Que va-t-il se passer dans les mois à venir ?

Selon l’OMS, au vu de la situation actuelle, il faudra six à neuf mois pour parvenir à maîtriser l’épidémie et au moins 490 millions de dollars (373 millions d’euros). La fièvre Ebola risque de toucher 20 000 personnes.

Sources
- « Ebola : les moyens internationaux de réponse aux catastrophes biologiques doivent être mobilisés en urgence », communiqué de presse de Médecins sans frontières (MSF), 2 septembre 2014.

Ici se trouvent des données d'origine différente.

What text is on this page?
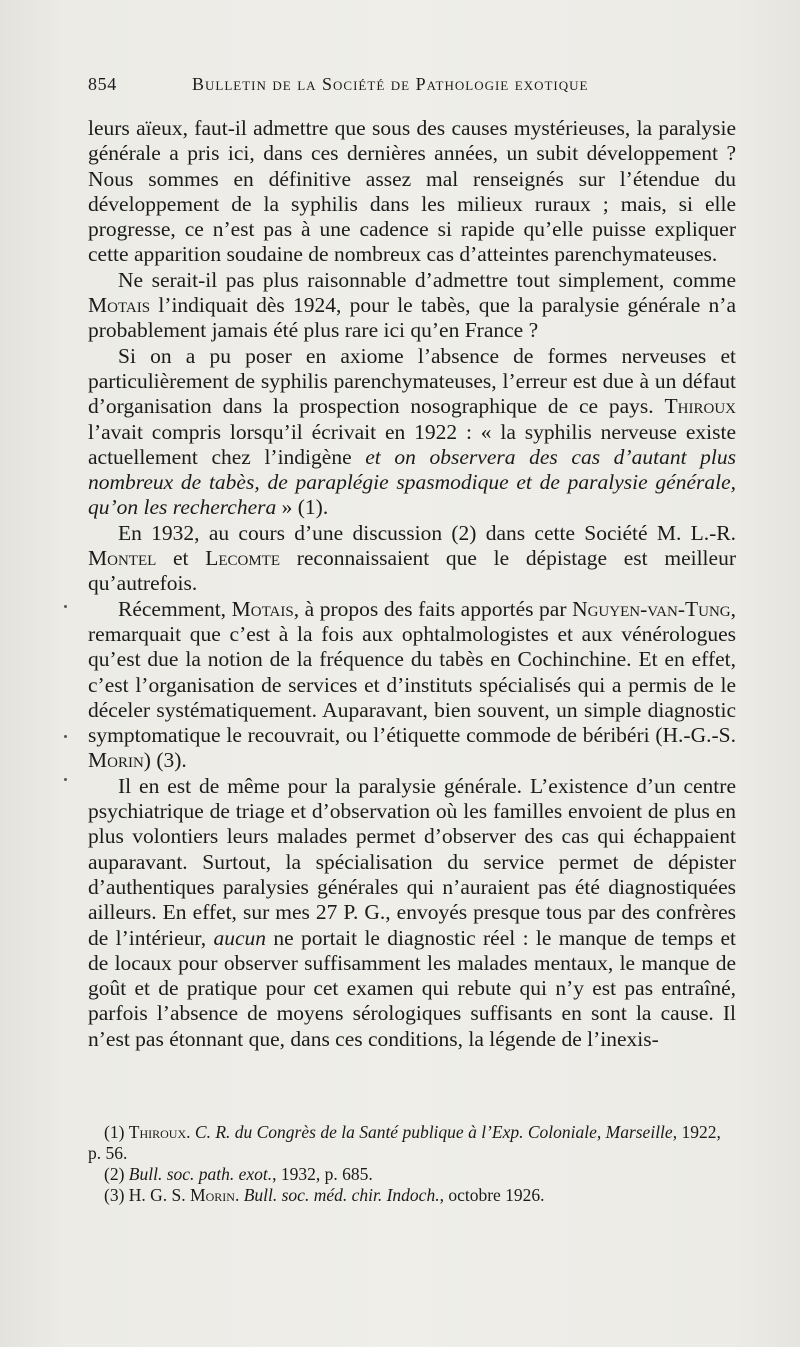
854	Bulletin de la Société de Pathologie exotique

leurs aïeux, faut-il admettre que sous des causes mystérieuses, la paralysie générale a pris ici, dans ces dernières années, un subit développement ? Nous sommes en définitive assez mal renseignés sur l’étendue du développement de la syphilis dans les milieux ruraux ; mais, si elle progresse, ce n’est pas à une cadence si rapide qu’elle puisse expliquer cette apparition soudaine de nombreux cas d’atteintes parenchymateuses.

Ne serait-il pas plus raisonnable d’admettre tout simplement, comme Motais l’indiquait dès 1924, pour le tabès, que la paralysie générale n’a probablement jamais été plus rare ici qu’en France ?

Si on a pu poser en axiome l’absence de formes nerveuses et particulièrement de syphilis parenchymateuses, l’erreur est due à un défaut d’organisation dans la prospection nosographique de ce pays. Thiroux l’avait compris lorsqu’il écrivait en 1922 : « la syphilis nerveuse existe actuellement chez l’indigène et on observera des cas d’autant plus nombreux de tabès, de paraplégie spasmodique et de paralysie générale, qu’on les recherchera » (1).

En 1932, au cours d’une discussion (2) dans cette Société M. L.-R. Montel et Lecomte reconnaissaient que le dépistage est meilleur qu’autrefois.

Récemment, Motais, à propos des faits apportés par Nguyen-van-Tung, remarquait que c’est à la fois aux ophtalmologistes et aux vénérologues qu’est due la notion de la fréquence du tabès en Cochinchine. Et en effet, c’est l’organisation de services et d’instituts spécialisés qui a permis de le déceler systématiquement. Auparavant, bien souvent, un simple diagnostic symptomatique le recouvrait, ou l’étiquette commode de béribéri (H.-G.-S. Morin) (3).

Il en est de même pour la paralysie générale. L’existence d’un centre psychiatrique de triage et d’observation où les familles envoient de plus en plus volontiers leurs malades permet d’observer des cas qui échappaient auparavant. Surtout, la spécialisation du service permet de dépister d’authentiques paralysies générales qui n’auraient pas été diagnostiquées ailleurs. En effet, sur mes 27 P. G., envoyés presque tous par des confrères de l’intérieur, aucun ne portait le diagnostic réel : le manque de temps et de locaux pour observer suffisamment les malades mentaux, le manque de goût et de pratique pour cet examen qui rebute qui n’y est pas entraîné, parfois l’absence de moyens sérologiques suffisants en sont la cause. Il n’est pas étonnant que, dans ces conditions, la légende de l’inexis-

(1) Thiroux. C. R. du Congrès de la Santé publique à l’Exp. Coloniale, Marseille, 1922, p. 56.

(2) Bull. soc. path. exot., 1932, p. 685.

(3) H. G. S. Morin. Bull. soc. méd. chir. Indoch., octobre 1926.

- « Ebola : des chercheurs japonais disent avoir développé une nouvelle méthode pour détecter le virus », Atlantico, 2 septembre 2014.
- « Ebola : 100 % d’efficacité sur les singes pour le serum ZMapp », Sciences et Avenir, 1er septembre 2014.
- « En Afrique de l’Ouest, le virus Ebola décime les blouses blanches », Le Point, 31 août 2014.
- « Ebola : essais cliniques accélérés pour un vaccin de GSK », Reuters, 28 août 2014.